Mobilidade com Teleférico Urbano
(“Mobility with Urban
Cable Cars” - This text is written in a way to
ease comprehensive electronic translation)
Klaus H. G. Rehfeldt
Você consegue imaginar
simplesmente entrar em uma cabine e flutuar relaxado e sem agitação acima do
caos urbano em direção ao seu destino? Deixar os problemas de trânsito,
engarrafamentos e barulho nas estradas para trás e experimentar suas viagens
diárias de uma maneira totalmente nova?
Isso
existe! Basta ir para Ankara, na Turquia, Medelín, na Colômbia, Cidade do
México, La Paz, Bolívia, Yokohama, Japão, Novgorod, Rússia, Ulan-Bator,
Mongólia, entre outras cidades ao redor do mundo para conhecer a resposta. São
os teleféricos urbanos como sistema de transporte público e como solução
eficiente para cidades ambientalmente conscientes. As características dos
teleféricos urbanos oferecem enfoques interessantes para cidades de médio e
grande porte: eles ocupam pouco espaço, podem atravessar qualquer obstáculo e
também economizam tempo e energia. Além disso, não há conflitos com outros
usuários de trânsito e um único motor elétrico move vários veículos ao mesmo
tempo. Esses teleféricos exigem apenas pequenas áreas de contato com o solo
para colunas de suporte e estações, sendo, assim, ambientalmente altamente
sustentáveis. Além disso, à parte os teleféricos para fins turísticos (com outros condicionantes e outras propostas de exploração), são
economicamente compatíveis com outros meios de transporte coletivo urbano.
Uma das vantagens
principais é a via exclusiva do teleférico no ar que garante tempos de viagem
uniformes, por não ser afetada por outros meios de tráfego urbano. Os
passageiros são transportados continuamente - sem escala de horários e tempos
de espera. Por outro lado, enquanto ônibus urbanos se deslocam – em condições
ideais – a cerca de 16 km/hora, teleféricos urbanos, dependendo do modelo,
conseguem velocidade de cerca de 30 km/hora, dependendo do número de estações
no percurso.
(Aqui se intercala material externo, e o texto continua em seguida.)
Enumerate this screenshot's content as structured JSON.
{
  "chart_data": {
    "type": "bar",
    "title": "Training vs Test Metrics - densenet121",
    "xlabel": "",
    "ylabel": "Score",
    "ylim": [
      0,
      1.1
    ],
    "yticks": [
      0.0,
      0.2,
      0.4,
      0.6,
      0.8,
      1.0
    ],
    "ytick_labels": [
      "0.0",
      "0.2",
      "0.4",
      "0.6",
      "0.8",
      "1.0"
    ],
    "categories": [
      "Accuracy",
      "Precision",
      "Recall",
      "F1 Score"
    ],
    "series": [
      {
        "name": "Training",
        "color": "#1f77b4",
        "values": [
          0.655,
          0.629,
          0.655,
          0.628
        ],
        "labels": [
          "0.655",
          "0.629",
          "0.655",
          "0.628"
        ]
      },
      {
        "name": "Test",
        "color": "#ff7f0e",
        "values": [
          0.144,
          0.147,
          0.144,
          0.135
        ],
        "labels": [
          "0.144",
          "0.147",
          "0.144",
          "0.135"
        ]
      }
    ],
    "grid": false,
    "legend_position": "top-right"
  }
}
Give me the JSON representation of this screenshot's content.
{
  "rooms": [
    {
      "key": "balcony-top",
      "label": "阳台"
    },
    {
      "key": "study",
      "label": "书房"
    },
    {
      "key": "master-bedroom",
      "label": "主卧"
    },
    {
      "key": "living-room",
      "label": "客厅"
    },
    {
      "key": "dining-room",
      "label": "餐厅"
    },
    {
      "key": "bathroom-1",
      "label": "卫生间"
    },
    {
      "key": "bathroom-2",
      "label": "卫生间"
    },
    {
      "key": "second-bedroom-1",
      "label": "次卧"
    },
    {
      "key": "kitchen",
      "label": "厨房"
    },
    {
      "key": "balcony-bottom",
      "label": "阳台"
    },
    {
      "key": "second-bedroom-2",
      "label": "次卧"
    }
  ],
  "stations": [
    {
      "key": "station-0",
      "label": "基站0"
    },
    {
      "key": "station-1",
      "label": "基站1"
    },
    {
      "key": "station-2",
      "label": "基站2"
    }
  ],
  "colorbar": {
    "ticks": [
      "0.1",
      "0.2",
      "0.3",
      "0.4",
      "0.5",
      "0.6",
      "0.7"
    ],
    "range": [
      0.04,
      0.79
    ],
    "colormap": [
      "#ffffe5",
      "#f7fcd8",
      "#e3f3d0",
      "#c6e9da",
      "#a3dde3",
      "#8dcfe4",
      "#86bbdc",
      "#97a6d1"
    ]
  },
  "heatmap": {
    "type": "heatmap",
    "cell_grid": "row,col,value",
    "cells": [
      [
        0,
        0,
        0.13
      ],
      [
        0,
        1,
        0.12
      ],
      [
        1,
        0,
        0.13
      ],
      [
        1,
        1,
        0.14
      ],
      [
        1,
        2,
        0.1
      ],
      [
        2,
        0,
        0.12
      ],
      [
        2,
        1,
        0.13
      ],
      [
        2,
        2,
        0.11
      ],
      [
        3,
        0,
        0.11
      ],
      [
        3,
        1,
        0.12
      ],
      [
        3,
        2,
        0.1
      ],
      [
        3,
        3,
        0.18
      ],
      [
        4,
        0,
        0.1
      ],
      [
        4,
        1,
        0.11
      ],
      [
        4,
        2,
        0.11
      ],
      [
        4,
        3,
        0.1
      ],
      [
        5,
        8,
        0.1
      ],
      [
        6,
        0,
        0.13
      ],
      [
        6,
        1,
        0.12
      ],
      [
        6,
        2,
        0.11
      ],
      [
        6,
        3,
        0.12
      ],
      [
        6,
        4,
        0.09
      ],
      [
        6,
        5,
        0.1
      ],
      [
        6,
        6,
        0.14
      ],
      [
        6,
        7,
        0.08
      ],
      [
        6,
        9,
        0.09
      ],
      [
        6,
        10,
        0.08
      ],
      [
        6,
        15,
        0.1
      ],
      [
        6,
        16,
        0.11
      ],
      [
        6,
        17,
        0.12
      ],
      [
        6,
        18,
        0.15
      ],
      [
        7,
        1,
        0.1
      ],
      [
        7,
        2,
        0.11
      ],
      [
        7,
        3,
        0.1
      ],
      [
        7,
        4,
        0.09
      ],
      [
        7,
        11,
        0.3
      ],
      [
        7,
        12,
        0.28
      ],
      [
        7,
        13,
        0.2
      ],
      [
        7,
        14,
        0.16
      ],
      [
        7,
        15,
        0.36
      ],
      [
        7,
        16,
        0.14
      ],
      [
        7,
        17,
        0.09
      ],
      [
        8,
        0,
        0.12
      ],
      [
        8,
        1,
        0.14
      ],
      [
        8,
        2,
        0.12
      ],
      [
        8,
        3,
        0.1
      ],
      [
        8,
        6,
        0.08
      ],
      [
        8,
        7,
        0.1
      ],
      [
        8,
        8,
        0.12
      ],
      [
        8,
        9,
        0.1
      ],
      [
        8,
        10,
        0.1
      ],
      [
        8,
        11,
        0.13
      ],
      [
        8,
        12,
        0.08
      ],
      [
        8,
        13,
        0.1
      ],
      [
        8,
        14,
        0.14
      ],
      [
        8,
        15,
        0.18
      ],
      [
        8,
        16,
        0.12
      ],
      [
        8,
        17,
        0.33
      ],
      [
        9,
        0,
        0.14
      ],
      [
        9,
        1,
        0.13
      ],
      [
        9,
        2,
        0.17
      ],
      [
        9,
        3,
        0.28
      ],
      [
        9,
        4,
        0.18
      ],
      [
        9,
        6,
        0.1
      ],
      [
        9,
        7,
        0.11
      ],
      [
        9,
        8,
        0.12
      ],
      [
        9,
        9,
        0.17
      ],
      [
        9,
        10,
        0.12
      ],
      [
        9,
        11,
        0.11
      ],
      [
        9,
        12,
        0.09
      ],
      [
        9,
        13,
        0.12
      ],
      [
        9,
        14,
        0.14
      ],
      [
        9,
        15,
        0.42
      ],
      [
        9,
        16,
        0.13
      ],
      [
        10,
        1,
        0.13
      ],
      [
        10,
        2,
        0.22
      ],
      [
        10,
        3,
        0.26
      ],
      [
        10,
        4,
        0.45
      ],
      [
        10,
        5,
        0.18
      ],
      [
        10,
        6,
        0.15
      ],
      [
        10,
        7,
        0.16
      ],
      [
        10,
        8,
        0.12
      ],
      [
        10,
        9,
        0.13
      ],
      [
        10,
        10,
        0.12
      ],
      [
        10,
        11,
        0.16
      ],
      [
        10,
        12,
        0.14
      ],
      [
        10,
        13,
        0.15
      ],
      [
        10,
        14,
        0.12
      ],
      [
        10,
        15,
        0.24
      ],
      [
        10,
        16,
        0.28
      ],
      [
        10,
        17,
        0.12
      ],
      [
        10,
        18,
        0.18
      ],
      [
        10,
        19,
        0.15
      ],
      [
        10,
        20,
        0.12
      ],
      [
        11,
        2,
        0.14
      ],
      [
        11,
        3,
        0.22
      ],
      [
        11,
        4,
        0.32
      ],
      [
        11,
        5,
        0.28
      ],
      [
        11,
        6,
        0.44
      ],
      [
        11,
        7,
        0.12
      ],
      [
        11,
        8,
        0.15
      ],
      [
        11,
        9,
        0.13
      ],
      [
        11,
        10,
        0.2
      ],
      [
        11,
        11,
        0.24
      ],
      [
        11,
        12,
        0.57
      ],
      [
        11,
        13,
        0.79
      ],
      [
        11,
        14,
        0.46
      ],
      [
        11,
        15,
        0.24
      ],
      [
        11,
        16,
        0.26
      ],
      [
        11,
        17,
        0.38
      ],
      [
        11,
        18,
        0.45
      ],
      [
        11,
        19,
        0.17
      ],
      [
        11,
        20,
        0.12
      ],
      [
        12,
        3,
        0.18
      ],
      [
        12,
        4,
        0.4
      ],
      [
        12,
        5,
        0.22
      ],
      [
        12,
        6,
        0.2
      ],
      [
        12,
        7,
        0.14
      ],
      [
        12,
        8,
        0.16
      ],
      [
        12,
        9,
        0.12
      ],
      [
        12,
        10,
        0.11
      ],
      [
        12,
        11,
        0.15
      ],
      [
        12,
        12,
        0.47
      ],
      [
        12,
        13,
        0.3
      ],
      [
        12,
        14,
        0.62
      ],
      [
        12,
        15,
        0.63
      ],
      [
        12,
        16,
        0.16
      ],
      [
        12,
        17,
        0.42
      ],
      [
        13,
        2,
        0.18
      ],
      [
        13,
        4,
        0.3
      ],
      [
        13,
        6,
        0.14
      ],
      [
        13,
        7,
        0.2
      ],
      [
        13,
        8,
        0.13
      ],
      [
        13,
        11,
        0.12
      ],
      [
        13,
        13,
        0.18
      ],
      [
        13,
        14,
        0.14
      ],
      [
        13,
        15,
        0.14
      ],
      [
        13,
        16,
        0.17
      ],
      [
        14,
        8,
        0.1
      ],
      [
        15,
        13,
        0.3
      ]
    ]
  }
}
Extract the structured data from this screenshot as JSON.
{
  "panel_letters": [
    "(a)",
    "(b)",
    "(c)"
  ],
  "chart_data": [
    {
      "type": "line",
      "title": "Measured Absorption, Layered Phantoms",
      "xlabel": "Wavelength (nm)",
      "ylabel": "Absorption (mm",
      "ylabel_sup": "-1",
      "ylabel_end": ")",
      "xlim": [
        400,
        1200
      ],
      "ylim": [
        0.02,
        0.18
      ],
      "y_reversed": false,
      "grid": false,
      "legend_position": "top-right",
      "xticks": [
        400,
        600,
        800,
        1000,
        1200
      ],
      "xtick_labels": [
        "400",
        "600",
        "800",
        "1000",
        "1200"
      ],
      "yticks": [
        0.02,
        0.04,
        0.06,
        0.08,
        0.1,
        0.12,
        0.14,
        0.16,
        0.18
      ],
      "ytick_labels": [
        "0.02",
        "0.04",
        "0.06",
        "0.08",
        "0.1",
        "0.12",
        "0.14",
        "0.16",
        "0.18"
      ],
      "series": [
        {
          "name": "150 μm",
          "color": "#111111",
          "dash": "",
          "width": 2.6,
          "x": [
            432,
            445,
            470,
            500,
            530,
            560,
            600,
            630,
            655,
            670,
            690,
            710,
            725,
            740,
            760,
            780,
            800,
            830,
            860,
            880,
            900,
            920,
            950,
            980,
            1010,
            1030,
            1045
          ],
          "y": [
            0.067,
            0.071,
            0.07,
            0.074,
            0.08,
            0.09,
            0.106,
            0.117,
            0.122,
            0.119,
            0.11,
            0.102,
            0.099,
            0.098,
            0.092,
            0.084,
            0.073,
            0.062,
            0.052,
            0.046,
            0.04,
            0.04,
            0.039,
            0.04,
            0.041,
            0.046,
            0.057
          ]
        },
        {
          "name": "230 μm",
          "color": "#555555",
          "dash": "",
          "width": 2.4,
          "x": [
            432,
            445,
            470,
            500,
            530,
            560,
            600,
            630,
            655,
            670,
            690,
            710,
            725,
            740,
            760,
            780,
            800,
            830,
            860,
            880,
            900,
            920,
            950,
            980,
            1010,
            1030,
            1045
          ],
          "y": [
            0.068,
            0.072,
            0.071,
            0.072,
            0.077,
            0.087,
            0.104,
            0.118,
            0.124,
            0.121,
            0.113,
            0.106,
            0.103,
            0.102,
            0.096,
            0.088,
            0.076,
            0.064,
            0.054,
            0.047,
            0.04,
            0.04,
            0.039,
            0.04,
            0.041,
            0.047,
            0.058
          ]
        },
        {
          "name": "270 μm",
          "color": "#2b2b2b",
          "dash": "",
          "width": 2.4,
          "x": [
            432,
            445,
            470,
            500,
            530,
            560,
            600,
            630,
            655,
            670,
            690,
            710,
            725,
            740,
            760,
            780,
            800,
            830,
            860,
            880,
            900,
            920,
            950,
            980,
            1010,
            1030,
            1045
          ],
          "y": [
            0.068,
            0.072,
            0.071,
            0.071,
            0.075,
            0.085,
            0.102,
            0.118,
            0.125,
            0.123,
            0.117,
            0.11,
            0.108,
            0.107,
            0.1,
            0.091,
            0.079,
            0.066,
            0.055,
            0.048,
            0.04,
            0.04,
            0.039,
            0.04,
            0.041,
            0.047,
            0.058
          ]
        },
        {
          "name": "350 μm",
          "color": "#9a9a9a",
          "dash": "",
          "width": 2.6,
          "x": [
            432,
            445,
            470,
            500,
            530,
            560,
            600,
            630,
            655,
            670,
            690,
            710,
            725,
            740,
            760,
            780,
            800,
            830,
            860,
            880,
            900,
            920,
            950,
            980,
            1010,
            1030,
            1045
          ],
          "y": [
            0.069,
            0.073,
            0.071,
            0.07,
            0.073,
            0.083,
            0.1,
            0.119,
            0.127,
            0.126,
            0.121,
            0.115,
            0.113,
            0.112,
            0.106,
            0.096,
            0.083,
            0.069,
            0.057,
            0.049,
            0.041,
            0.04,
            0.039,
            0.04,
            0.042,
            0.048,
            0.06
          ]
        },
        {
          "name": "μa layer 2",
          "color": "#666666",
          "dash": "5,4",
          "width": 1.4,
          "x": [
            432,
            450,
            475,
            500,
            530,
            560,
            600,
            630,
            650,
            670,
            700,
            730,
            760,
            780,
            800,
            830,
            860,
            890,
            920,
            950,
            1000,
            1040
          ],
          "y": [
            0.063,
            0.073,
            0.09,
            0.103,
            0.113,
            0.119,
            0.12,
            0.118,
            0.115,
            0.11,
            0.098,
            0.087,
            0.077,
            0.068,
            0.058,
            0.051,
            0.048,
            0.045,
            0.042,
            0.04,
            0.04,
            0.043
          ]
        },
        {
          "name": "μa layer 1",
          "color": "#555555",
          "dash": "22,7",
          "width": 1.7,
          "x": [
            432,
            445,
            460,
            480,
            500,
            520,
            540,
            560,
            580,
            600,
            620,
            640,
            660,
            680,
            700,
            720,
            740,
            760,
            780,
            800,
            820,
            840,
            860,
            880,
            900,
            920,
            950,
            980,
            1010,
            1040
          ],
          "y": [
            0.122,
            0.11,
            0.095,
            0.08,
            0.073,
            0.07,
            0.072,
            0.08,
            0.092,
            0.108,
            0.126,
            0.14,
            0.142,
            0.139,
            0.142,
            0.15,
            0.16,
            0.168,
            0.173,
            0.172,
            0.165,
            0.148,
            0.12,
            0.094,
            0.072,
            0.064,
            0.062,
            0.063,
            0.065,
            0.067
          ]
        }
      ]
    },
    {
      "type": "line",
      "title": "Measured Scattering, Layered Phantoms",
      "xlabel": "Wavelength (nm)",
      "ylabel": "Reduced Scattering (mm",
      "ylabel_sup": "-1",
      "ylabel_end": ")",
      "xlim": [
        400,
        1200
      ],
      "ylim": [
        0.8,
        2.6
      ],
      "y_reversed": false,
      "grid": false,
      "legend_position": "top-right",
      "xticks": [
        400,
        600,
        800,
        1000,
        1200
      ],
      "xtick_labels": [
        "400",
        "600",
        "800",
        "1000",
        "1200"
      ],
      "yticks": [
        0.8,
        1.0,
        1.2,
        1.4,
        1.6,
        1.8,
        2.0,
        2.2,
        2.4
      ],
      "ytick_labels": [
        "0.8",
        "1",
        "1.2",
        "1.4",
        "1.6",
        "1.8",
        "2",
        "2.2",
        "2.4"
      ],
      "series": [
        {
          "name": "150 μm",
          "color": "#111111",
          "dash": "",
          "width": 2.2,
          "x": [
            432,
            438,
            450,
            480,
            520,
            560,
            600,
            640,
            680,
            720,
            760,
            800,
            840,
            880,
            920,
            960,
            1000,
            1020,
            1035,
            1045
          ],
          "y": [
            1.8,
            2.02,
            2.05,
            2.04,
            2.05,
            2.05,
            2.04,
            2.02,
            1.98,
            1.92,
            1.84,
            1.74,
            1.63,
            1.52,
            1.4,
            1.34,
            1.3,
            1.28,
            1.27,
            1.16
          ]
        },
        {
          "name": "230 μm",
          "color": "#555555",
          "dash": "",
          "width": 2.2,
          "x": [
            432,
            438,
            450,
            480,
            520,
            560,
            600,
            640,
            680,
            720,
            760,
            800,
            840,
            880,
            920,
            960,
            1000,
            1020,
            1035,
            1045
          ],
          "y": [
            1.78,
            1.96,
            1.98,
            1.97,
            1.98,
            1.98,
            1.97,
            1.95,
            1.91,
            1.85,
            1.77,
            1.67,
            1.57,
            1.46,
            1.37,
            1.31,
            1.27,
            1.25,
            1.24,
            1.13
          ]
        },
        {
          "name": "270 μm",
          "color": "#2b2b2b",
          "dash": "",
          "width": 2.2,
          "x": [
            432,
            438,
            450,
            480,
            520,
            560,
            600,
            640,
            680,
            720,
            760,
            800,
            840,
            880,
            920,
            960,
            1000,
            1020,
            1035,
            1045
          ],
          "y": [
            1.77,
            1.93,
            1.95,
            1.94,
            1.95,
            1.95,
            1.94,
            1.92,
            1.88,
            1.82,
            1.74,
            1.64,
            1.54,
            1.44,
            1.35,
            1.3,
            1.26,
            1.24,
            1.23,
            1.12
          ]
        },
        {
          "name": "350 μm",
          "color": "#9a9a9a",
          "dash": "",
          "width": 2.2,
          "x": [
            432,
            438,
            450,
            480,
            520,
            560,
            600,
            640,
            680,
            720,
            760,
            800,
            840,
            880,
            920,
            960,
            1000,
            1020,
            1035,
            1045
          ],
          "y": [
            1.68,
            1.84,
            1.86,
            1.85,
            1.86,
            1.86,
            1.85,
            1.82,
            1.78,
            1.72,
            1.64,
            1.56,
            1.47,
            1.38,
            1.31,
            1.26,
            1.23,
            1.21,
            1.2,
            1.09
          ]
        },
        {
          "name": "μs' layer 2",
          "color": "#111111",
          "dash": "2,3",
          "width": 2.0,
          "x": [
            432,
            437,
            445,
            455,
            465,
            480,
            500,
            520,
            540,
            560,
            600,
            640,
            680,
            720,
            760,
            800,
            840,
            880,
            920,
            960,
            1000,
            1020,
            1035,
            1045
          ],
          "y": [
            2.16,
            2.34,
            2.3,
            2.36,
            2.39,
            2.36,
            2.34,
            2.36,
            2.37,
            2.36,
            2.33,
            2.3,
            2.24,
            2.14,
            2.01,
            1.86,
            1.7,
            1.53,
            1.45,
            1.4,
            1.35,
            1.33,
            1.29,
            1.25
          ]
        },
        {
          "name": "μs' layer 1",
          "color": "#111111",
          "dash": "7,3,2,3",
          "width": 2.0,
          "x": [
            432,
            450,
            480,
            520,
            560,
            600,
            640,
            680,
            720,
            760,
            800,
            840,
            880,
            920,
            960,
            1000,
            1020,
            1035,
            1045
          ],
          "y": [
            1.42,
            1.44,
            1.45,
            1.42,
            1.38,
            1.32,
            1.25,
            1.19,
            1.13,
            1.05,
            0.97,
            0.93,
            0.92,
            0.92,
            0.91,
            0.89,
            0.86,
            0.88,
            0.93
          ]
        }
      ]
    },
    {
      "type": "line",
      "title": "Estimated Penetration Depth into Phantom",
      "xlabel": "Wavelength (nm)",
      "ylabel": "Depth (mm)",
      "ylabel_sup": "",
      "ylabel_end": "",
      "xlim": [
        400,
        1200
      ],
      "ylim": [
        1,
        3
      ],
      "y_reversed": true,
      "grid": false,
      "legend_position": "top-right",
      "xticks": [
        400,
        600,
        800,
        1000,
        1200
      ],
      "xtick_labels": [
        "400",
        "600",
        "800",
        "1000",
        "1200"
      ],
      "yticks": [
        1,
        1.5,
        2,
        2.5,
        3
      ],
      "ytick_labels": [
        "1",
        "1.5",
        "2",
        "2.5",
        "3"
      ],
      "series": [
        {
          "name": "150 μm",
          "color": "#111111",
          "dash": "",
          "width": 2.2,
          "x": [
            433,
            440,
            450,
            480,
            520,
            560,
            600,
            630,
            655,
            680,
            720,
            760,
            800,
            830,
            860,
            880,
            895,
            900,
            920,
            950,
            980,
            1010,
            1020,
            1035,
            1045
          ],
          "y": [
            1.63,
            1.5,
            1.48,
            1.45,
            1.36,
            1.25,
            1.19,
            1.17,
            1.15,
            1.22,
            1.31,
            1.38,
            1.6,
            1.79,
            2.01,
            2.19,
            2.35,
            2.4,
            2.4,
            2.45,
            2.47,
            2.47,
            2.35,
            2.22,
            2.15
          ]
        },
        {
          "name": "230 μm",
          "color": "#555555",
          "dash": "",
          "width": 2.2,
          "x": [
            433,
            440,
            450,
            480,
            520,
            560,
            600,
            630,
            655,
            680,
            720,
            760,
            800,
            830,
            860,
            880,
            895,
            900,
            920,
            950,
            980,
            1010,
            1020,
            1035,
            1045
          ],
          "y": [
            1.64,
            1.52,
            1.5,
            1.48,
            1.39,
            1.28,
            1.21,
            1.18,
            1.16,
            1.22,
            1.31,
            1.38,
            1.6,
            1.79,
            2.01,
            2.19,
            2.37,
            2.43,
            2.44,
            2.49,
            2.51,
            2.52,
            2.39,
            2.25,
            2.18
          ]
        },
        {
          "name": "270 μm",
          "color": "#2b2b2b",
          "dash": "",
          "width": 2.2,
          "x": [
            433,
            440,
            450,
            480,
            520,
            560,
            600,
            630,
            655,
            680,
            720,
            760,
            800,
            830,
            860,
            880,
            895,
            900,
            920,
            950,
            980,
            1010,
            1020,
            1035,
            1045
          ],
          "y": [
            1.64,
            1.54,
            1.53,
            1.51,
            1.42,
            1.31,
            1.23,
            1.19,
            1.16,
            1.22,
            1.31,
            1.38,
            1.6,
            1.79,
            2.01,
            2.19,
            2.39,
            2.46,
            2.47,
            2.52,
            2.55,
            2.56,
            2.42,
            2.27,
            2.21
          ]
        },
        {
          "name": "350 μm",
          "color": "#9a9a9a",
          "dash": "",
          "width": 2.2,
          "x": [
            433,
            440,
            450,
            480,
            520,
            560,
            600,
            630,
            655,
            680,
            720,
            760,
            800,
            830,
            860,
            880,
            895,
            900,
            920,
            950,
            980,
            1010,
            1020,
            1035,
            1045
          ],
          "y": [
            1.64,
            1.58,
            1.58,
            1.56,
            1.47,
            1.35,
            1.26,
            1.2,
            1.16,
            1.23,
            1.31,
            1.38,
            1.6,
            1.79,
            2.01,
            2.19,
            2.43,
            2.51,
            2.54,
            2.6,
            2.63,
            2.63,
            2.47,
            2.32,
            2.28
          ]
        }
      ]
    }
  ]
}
Atualmente, uma linha de teleférico urbano pôde cobrir uma
distância de até 10 km, com colunas de suporte distantes, no máximo, 2,5 km uma
da outra, que permitem desvios de até 35 graus. A capacidade de transporte pode
chegar a 4.000 pessoas/hora (dados para teleféricos de três cabos).
De
maneira geral, teleféricos urbanos são implantados na ligação de concentrações
urbanas como bairros distantes. Percursos ideais são avenidas largas, ou então,
vantagens geográficas como cursos de água ou bacias hídricas (vide o bonde
suspenso ‘Schwebebahn’ em Wuppertal, Alemanha).
Mesmo
tratando-se de um sistema de fluxo contínuo, a velocidade com que as cabines
percorrem as estações ou é muito lenta e permite fácil embarque e desembarque,
ou pode ser de tecnologia ‘stop-and-go’, o que significa que as cabines podem
ser paradas completamente por um curto período de tempo, permitindo, por
exemplo, o embarque de carrinhos de bebê.
E o
custo? Os teleféricos urbanos têm custos de investimento e operação
relativamente baixos em comparação com outros sistemas de transporte. O custo
de uma linha de teleférico é cerca de metade daquele de uma de bonde LTV e cerca
de 1/10 do de um mesmo trecho de metrô. Os custos operacionais, obviamente,
dependem das características do sistema, mas costumam ser perfeitamente compatíveis
com outros sistemas de transporte coletivo urbano.
Em termos
de segurança, o teleférico é, depois do transporte aéreo com um acidente em 113
milhões de quilômetros, o segundo transporte mais seguro, com 17 milhões de
quilômetros.
O que era
exótico em tempos passados está se tornando cada vez mais um meio alternativo e
eficiente de transporte em tempos de crescente intensidade de tráfego urbano. E
sempre é uma atração turística.
Estranhamente
trata-se de uma alternativa viária, em muitos casos totalmente ignorada, seja
pelo poder público, seja pelos empresários de transporte coletivo.